Moving forward, Gostisbehere needs to find his way back into the lineup. With the Flyers’ lack of scoring in the recent games he’s missed, they simply can’t afford to continue to sit him. It’s clear to see that the team has been sorely missing their most creative and offensively gifted blueliner, and despite his shortcomings in his own end, he’s at worst equal to the players that they have been icing.
With Robert Hagg also out of the lineup due to injury, the alternatives to Gostisbehere are Erik Gustafsson and Nate Prosser, neither of whom have been very appealing as of late. In the most recent game against the Islanders, they both played horrid defense, coughing up three bad turnovers each. Their positioning and decisions with the puck directly led to multiple Islanders’ goals.
Gustafsson plays a similar, offense-first, game to Gostisbehere, but what Ghost brings to the table over him, is his ability to play a more significant role for the Flyers. Having played more than half of his minutes at 5v5 this season on the top pairing with Provorov, the two of them have been the Flyers’ best regular defensive duo in 2020-21. The pair holds an xGF% of 51.82%, and their team generates more high-danger chances than the opposition when they’re out on the ice, despite starting the majority of their shifts in their own end. Until the Flyers can find a replacement for Matt Niskanen, who retired last offseason, Ghost is the best option to fit next to Provorov on the top-pair. Gustafsson can also benefit the team if deployed properly and given sheltered minutes, but he shouldn’t be seen as a replacement for Gostisbehere.

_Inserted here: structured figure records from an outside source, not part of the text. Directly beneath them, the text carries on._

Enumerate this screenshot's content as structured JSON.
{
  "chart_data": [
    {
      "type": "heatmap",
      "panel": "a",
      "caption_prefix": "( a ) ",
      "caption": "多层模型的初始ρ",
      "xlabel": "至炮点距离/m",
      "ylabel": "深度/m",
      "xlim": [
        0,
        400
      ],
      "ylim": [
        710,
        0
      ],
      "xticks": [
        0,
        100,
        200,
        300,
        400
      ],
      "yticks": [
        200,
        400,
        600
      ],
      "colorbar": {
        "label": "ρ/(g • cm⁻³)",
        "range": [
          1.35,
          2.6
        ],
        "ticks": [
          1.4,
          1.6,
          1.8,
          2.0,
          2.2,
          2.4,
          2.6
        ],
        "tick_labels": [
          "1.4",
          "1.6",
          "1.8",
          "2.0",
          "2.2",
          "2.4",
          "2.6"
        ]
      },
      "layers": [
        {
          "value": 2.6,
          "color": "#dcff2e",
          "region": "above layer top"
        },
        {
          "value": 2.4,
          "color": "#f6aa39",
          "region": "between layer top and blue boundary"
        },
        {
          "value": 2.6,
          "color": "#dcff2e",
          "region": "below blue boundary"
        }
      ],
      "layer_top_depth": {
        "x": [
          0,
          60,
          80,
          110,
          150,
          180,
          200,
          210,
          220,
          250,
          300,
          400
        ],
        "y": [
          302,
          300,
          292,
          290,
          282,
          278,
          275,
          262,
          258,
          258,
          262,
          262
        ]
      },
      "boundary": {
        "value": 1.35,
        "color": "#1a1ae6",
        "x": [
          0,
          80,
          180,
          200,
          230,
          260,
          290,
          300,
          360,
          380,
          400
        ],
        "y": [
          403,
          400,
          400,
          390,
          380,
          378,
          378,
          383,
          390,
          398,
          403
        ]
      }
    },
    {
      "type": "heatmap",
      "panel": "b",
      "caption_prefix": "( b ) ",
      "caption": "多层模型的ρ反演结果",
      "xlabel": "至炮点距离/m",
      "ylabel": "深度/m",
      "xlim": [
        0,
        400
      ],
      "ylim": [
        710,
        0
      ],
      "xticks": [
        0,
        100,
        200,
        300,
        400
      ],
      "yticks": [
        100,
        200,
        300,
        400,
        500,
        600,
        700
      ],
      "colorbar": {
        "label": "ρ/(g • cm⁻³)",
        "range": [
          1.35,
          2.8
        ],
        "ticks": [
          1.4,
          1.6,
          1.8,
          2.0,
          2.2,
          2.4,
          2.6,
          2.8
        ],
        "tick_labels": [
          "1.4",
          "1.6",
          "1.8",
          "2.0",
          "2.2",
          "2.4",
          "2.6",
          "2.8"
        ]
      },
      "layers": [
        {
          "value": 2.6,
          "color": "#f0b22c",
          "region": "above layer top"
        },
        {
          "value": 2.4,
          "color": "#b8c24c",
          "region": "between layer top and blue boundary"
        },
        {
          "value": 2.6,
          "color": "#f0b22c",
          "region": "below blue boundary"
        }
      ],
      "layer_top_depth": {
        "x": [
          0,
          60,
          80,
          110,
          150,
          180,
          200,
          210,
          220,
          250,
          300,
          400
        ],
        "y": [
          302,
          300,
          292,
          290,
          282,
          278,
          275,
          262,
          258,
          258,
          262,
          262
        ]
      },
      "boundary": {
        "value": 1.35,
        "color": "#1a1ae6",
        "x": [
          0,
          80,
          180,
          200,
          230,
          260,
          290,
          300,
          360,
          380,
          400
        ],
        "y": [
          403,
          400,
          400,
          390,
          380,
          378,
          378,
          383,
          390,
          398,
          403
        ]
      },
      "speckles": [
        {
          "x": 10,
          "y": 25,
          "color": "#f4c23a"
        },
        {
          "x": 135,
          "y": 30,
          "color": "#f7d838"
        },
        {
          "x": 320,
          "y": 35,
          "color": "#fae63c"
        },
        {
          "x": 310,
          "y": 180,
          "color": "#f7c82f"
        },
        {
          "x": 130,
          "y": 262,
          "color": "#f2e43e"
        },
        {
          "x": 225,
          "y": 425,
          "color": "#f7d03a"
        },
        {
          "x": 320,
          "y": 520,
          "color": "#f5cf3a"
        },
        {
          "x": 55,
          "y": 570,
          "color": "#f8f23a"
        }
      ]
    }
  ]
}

Prosser on the other hand has yet to demonstrate that he belongs in the lineup. This season, opposing teams have managed to more than double the Flyers in scoring chances when Prosser is on the ice, and with him out there, they have been outscored 9-2. His on-ice impact has been overwhelmingly negative, demonstrated by his xGF% of 33.3%, the third-worst in the NHL amongst defencemen that have played at least 50 minutes at 5v5. Making matters worse, opposing teams have averaged a goal every 8.5 minutes that Prosser is on the ice. Scratching Gostisbehere in favor of Gustafsson makes little sense, but playing Prosser over him simply cannot be justified.

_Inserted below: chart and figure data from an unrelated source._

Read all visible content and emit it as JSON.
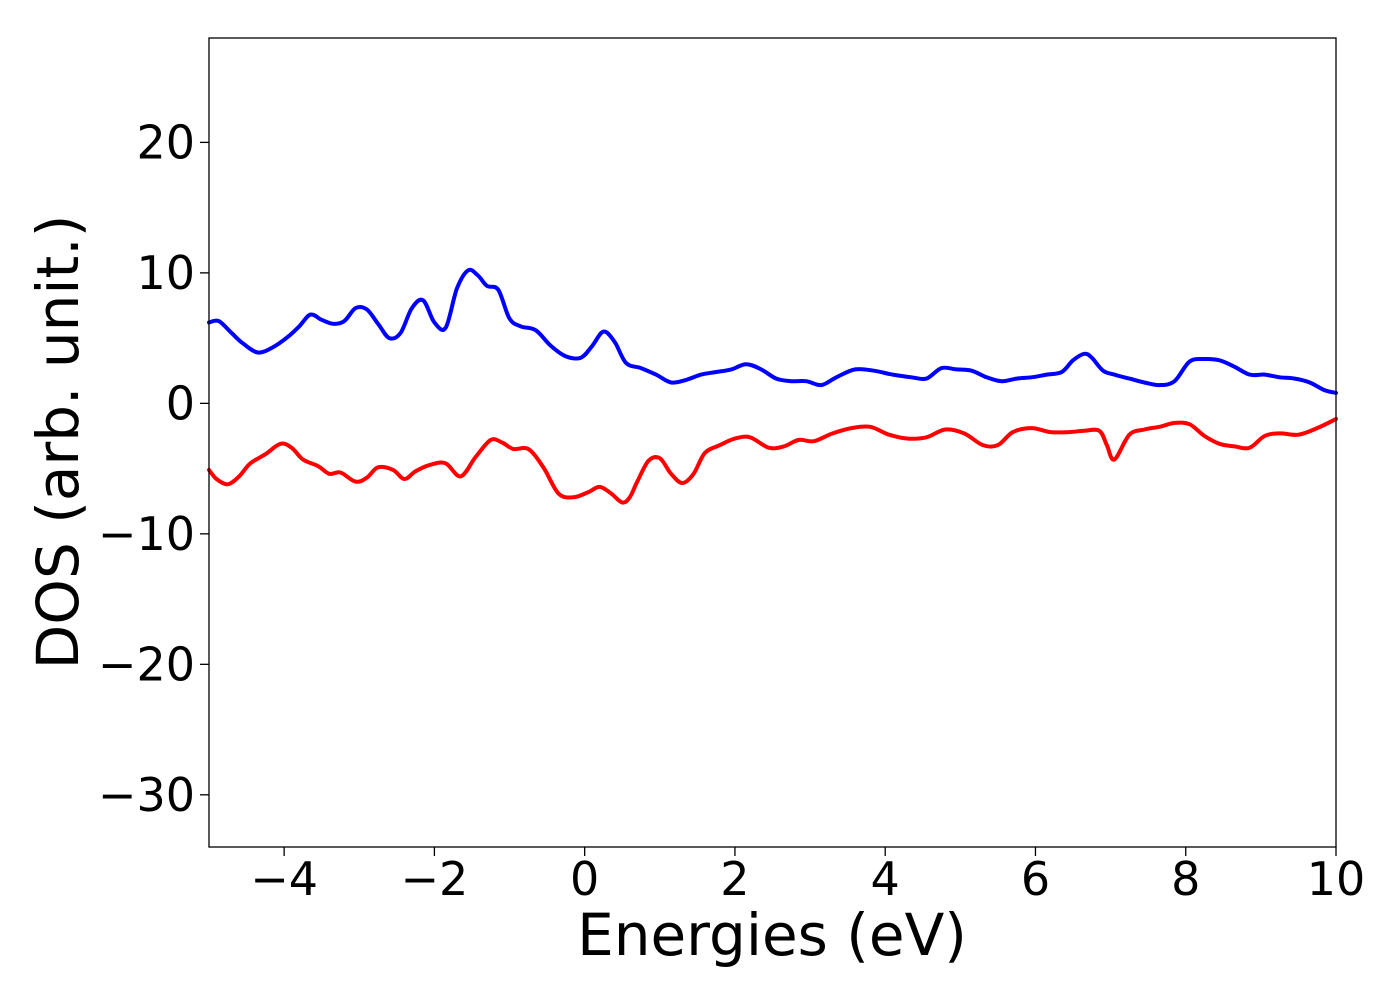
{
  "chart_data": {
    "type": "line",
    "xlabel": "Energies (eV)",
    "ylabel": "DOS (arb. unit.)",
    "xlim": [
      -5,
      10
    ],
    "ylim": [
      -34,
      28
    ],
    "xticks": [
      {
        "value": -4,
        "label": "−4"
      },
      {
        "value": -2,
        "label": "−2"
      },
      {
        "value": 0,
        "label": "0"
      },
      {
        "value": 2,
        "label": "2"
      },
      {
        "value": 4,
        "label": "4"
      },
      {
        "value": 6,
        "label": "6"
      },
      {
        "value": 8,
        "label": "8"
      },
      {
        "value": 10,
        "label": "10"
      }
    ],
    "yticks": [
      {
        "value": 20,
        "label": "20"
      },
      {
        "value": 10,
        "label": "10"
      },
      {
        "value": 0,
        "label": "0"
      },
      {
        "value": -10,
        "label": "−10"
      },
      {
        "value": -20,
        "label": "−20"
      },
      {
        "value": -30,
        "label": "−30"
      }
    ],
    "grid": false,
    "series": [
      {
        "color": "#0000ff",
        "x": [
          -5.0,
          -4.87,
          -4.7,
          -4.55,
          -4.35,
          -4.15,
          -3.95,
          -3.8,
          -3.65,
          -3.5,
          -3.35,
          -3.2,
          -3.05,
          -2.9,
          -2.75,
          -2.6,
          -2.45,
          -2.3,
          -2.15,
          -2.0,
          -1.85,
          -1.7,
          -1.55,
          -1.42,
          -1.3,
          -1.15,
          -1.0,
          -0.85,
          -0.65,
          -0.45,
          -0.25,
          -0.05,
          0.1,
          0.25,
          0.4,
          0.55,
          0.75,
          0.95,
          1.15,
          1.35,
          1.55,
          1.75,
          1.95,
          2.15,
          2.35,
          2.55,
          2.75,
          2.95,
          3.15,
          3.35,
          3.6,
          3.85,
          4.1,
          4.35,
          4.55,
          4.75,
          4.95,
          5.15,
          5.35,
          5.55,
          5.75,
          5.95,
          6.15,
          6.35,
          6.5,
          6.65,
          6.75,
          6.9,
          7.05,
          7.25,
          7.45,
          7.65,
          7.85,
          8.05,
          8.25,
          8.45,
          8.65,
          8.85,
          9.05,
          9.25,
          9.45,
          9.65,
          9.85,
          10.0
        ],
        "y": [
          6.2,
          6.3,
          5.4,
          4.6,
          3.9,
          4.3,
          5.1,
          5.9,
          6.8,
          6.4,
          6.1,
          6.3,
          7.3,
          7.2,
          6.1,
          5.0,
          5.4,
          7.3,
          7.9,
          6.2,
          5.8,
          8.8,
          10.2,
          9.8,
          9.0,
          8.7,
          6.5,
          5.9,
          5.6,
          4.4,
          3.6,
          3.5,
          4.4,
          5.5,
          4.7,
          3.1,
          2.7,
          2.2,
          1.6,
          1.8,
          2.2,
          2.4,
          2.6,
          3.0,
          2.6,
          1.9,
          1.7,
          1.7,
          1.4,
          2.0,
          2.6,
          2.5,
          2.2,
          2.0,
          1.9,
          2.7,
          2.6,
          2.5,
          2.0,
          1.7,
          1.9,
          2.0,
          2.2,
          2.4,
          3.3,
          3.8,
          3.5,
          2.5,
          2.2,
          1.9,
          1.6,
          1.4,
          1.7,
          3.2,
          3.4,
          3.3,
          2.8,
          2.2,
          2.2,
          2.0,
          1.9,
          1.6,
          1.0,
          0.8
        ]
      },
      {
        "color": "#ff0000",
        "x": [
          -5.0,
          -4.9,
          -4.75,
          -4.6,
          -4.45,
          -4.25,
          -4.05,
          -3.9,
          -3.75,
          -3.55,
          -3.4,
          -3.25,
          -3.05,
          -2.9,
          -2.75,
          -2.55,
          -2.4,
          -2.25,
          -2.05,
          -1.85,
          -1.65,
          -1.45,
          -1.25,
          -1.1,
          -0.95,
          -0.75,
          -0.55,
          -0.35,
          -0.15,
          0.05,
          0.2,
          0.35,
          0.5,
          0.6,
          0.7,
          0.85,
          1.0,
          1.15,
          1.3,
          1.45,
          1.6,
          1.8,
          2.0,
          2.2,
          2.45,
          2.65,
          2.85,
          3.05,
          3.3,
          3.55,
          3.8,
          4.05,
          4.3,
          4.55,
          4.8,
          5.05,
          5.3,
          5.5,
          5.7,
          5.95,
          6.2,
          6.45,
          6.65,
          6.85,
          6.95,
          7.05,
          7.25,
          7.45,
          7.65,
          7.85,
          8.05,
          8.25,
          8.45,
          8.65,
          8.85,
          9.05,
          9.25,
          9.5,
          9.75,
          10.0
        ],
        "y": [
          -5.1,
          -5.8,
          -6.2,
          -5.6,
          -4.6,
          -3.9,
          -3.1,
          -3.4,
          -4.3,
          -4.8,
          -5.4,
          -5.3,
          -6.0,
          -5.7,
          -4.9,
          -5.1,
          -5.8,
          -5.2,
          -4.7,
          -4.6,
          -5.6,
          -4.1,
          -2.8,
          -3.0,
          -3.5,
          -3.5,
          -4.9,
          -6.9,
          -7.2,
          -6.8,
          -6.4,
          -6.9,
          -7.6,
          -7.2,
          -6.0,
          -4.4,
          -4.2,
          -5.4,
          -6.1,
          -5.4,
          -3.8,
          -3.2,
          -2.7,
          -2.6,
          -3.4,
          -3.3,
          -2.8,
          -2.9,
          -2.3,
          -1.9,
          -1.8,
          -2.4,
          -2.7,
          -2.6,
          -2.0,
          -2.3,
          -3.2,
          -3.2,
          -2.2,
          -1.9,
          -2.2,
          -2.2,
          -2.1,
          -2.1,
          -3.2,
          -4.3,
          -2.4,
          -2.0,
          -1.8,
          -1.5,
          -1.6,
          -2.5,
          -3.1,
          -3.3,
          -3.4,
          -2.5,
          -2.3,
          -2.4,
          -1.9,
          -1.2
        ]
      }
    ]
  }
}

The constant rotation team’s defense shouldn’t be the solution going forward. This defensive carousel may have a detrimental effect on the confidence of Flyers’ players, potentially hindering their ability to get comfortable out of fear of making a mistake leading to a scratch.
Gostisbehere is a very talented player without a shadow of a doubt. One doesn’t earn Norris Trophy votes or score 60+ points in a season without boatloads of talent. Yet time and time again, he’s fallen out of favor with his coaches. While his offensive and occasionally risky playstyle can result in pucks ending up in the back of his own net, he outweighs the issues in his game by creating a multitude of offensive chances for the Flyers, and by providing a spark to the team’s power-play that they’ve struggled to find elsewhere.
When he’s been in the lineup this season, the Flyers have had stronger performances offensively and in terms of puck possession. Across all situations, his team’s expected goal rate sees nearly a nine percent improvement with him on the ice. Simply put, the Flyers are a better team with him playing. If the coaching and managerial staff are unable to see the benefit he has on the team, then it may be best for them to move on from him and trade him to a team that can.